L’Algérie et son projet de gazoduc transsaharien vers l’Europe
Après une période de tensions, Alger a renoué le dialogue mi-février avec Abderrahmane Tiani, le dirigeant militaire de Niamey. L’Algérie a alors proposé de démarrer la construction du segment nigérien du gazoduc transsaharien « dès la fin du ramadan ». Ce projet d’envergure, d’une longueur totale de 4800 kilomètres, acheminera le gaz naturel depuis le Nigeria, traversant désormais le Niger avant d’atteindre l’Algérie, pour ensuite approvisionner l’Europe. La compagnie nationale Sonatrach, experte en hydrocarbures, prendrait en charge la réalisation des infrastructures sur le territoire nigérien et s’engagerait à former les populations locales à son exploitation. Cette approche de transfert de compétences est un avantage distinctif, contrastant avec d’autres acteurs internationaux, tels que la Chine, qui ne privilégient pas toujours la formation locale pour la gestion des ressources nationales.
Des stratégies régionales complémentaires mais conflictuelles
Les discussions autour du plan d’autonomie marocain pour le Sahara occidental ont récemment progressé à Madrid et Washington, notamment les 23 et 24 février. La résolution de ce conflit cinquantenaire pourrait ouvrir la voie à une collaboration inédite entre l’Algérie et le Maroc. Ensemble, ils seraient en mesure de s’attaquer de front aux enjeux sécuritaires et démographiques critiques du Sahel. Une telle coopération réduirait considérablement la capacité des États membres de l’AES à exploiter les tensions entre les deux puissances régionales.

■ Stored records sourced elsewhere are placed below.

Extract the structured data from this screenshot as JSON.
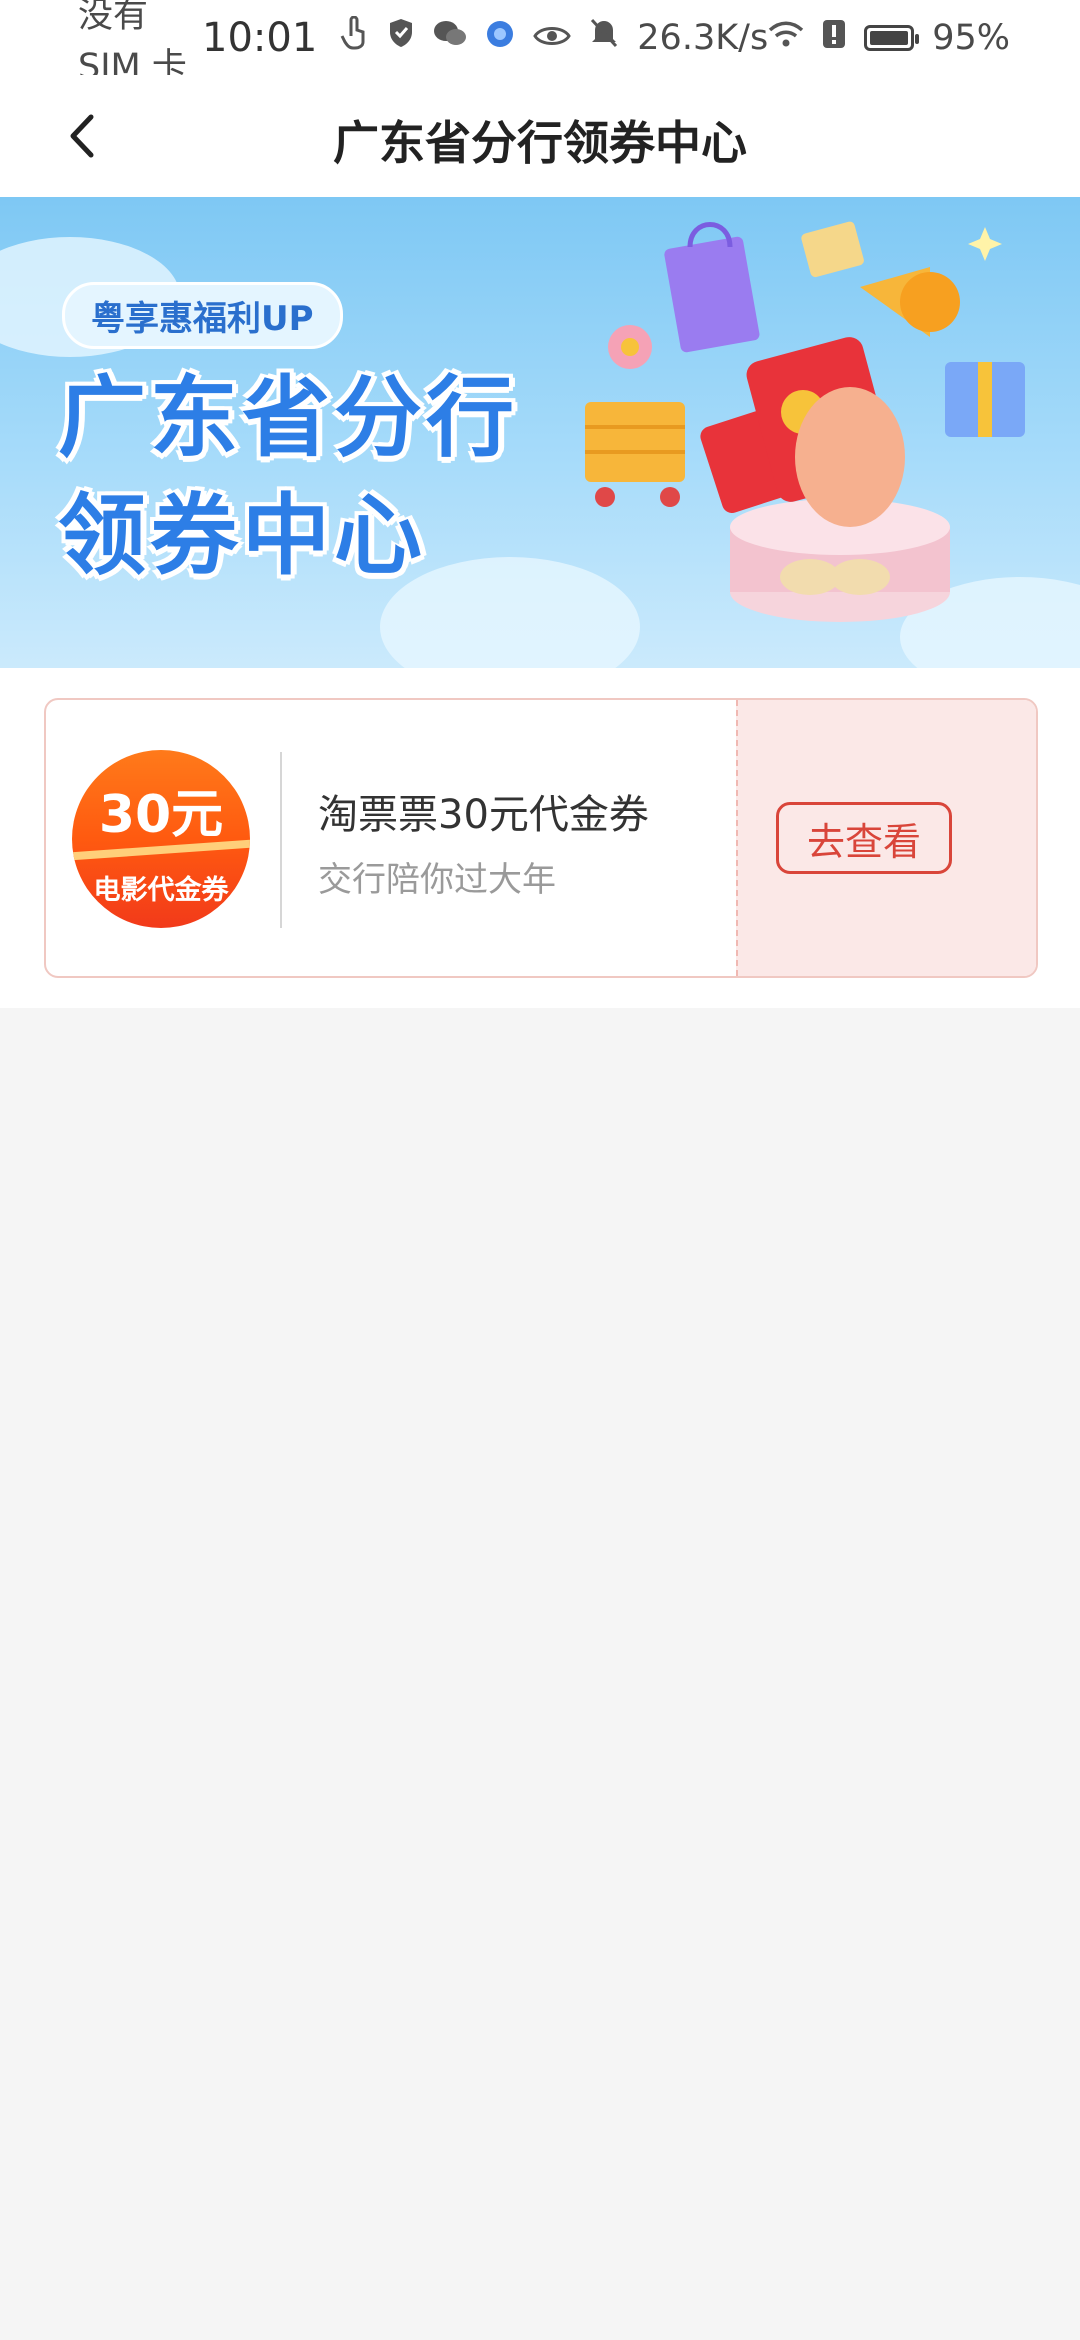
{
  "status_bar": {
    "carrier": "没有 SIM 卡",
    "time": "10:01",
    "net_speed": "26.3K/s",
    "battery": "95%"
  },
  "nav": {
    "title": "广东省分行领券中心",
    "back_icon": "chevron-left-icon"
  },
  "banner": {
    "badge": "粤享惠福利UP",
    "title_line1": "广东省分行",
    "title_line2": "领券中心"
  },
  "coupon": {
    "amount": "30元",
    "logo_label": "电影代金券",
    "title": "淘票票30元代金券",
    "subtitle": "交行陪你过大年",
    "button_label": "去查看"
  },
  "colors": {
    "accent": "#d9453a",
    "banner_blue": "#2d7ee6",
    "coupon_orange": "#ff5a10"
  }
}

Le fléau du djihadisme trouve un terrain fertile dans la combinaison dévastatrice de la pauvreté et de l’autoritarisme. L’Algérie et le Maroc, bien que chacun de leur côté, aspirent à briser ce cycle infernal. Alger mise sur ses vastes ressources en hydrocarbures et l’expertise reconnue de Sonatrach. Rabat, quant à elle, promeut une politique de grands projets d’infrastructure et ambitionne de positionner le Maroc comme un carrefour stratégique entre l’Afrique, l’Amérique et l’Europe. Ces deux approches, intrinsèquement complémentaires pour la stabilité régionale, se retrouvent malheureusement en opposition en raison du persistant conflit du Sahara occidental. Une opportunité manquée pour une synergie bénéfique.
Un incident diplomatique notable a eu lieu le 26 septembre 2025, lorsque le Premier ministre malien, Abdoulaye Maïga, a publiquement accusé l’Algérie de « soutenir le terrorisme international ». En réaction, Ahmed Attaf, le ministre algérien des Affaires étrangères, a qualifié ces propos de « logorrhée de soudard », soulignant les vives tensions diplomatiques persistantes entre les deux nations.